Cousin marked the first time since 2007’s Sky Blue Sky that Wilco worked with a producer outside of their usual circle of collaborators. Still, after more than a dozen albums, the band has a strong enough musical identity to hold it down in a live space without too much change. Le Bon’s primary contribution to the record was the expansion of their sound through the addition of saxophone, cheap Japanese guitars, and a New Wave-style drum machine.
“The amazing thing about Wilco is they can be anything,” Le Bon shared in a statement. “They’re so mercurial, and there’s this thread of authenticity that flows through everything they do, whatever the genre, whatever the feel of the record. There aren’t many bands who are able to do, this deep into a successful career, successfully change things up.”
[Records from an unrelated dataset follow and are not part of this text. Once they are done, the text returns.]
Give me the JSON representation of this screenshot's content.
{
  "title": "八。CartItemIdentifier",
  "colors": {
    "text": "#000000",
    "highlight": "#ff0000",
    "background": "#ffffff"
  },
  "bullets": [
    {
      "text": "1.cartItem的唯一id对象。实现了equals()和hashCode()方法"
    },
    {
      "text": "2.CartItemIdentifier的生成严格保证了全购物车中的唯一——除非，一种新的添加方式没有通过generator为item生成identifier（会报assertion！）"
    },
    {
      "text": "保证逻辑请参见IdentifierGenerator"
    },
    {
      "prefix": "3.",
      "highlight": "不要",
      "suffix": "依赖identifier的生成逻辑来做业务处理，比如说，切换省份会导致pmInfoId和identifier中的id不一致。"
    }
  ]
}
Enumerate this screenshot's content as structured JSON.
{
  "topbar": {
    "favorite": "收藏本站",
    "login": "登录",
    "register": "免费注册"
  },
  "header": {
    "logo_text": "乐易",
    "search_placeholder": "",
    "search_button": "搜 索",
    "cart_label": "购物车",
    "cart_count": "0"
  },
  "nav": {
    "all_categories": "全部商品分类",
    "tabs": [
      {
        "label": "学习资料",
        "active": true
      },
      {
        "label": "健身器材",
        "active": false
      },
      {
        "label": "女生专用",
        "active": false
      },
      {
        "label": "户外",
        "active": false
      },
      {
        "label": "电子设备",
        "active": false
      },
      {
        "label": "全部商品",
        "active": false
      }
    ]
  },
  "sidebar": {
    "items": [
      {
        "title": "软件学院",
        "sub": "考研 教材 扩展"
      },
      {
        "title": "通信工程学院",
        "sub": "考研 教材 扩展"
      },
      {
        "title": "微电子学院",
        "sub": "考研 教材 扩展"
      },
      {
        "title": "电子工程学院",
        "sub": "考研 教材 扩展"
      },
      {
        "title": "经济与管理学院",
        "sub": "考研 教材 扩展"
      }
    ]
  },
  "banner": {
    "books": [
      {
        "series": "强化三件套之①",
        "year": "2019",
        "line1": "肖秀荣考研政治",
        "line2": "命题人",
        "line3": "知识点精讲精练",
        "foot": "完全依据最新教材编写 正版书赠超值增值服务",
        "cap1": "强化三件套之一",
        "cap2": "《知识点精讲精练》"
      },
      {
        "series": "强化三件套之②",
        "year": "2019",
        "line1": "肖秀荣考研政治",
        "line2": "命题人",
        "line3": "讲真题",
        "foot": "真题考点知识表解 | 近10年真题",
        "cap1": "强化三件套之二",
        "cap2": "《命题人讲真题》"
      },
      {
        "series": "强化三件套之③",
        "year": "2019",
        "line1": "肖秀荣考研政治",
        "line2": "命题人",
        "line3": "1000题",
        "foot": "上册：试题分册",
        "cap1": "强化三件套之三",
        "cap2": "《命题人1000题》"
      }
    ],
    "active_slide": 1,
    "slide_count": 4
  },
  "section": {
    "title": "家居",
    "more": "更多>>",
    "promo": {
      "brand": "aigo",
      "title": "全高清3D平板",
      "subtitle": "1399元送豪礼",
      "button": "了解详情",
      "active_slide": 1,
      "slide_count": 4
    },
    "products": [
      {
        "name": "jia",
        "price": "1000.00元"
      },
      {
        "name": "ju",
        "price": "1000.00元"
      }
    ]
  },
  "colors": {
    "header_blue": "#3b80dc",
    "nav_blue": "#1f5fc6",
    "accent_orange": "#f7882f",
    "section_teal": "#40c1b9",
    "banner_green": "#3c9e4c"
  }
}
In a recent interview with Rolling Stone, Tweedy opened up about the best piece of advice he’s been given — and it linked directly back to the way he’s learned how to present himself as a performer. “I was rehearsing, and Rick Danko stepped up onstage behind me, out of the blue, and said, ‘You sound desperate. You should always sound desperate. Don’t lose that,’” he explained. “It’s a weird way of saying something that I totally agree with. I think what he meant is people have to hear that you care — not that you’re desperate in your life, but that you’re desperate to communicate, desperate to connect. That’s why we sing.”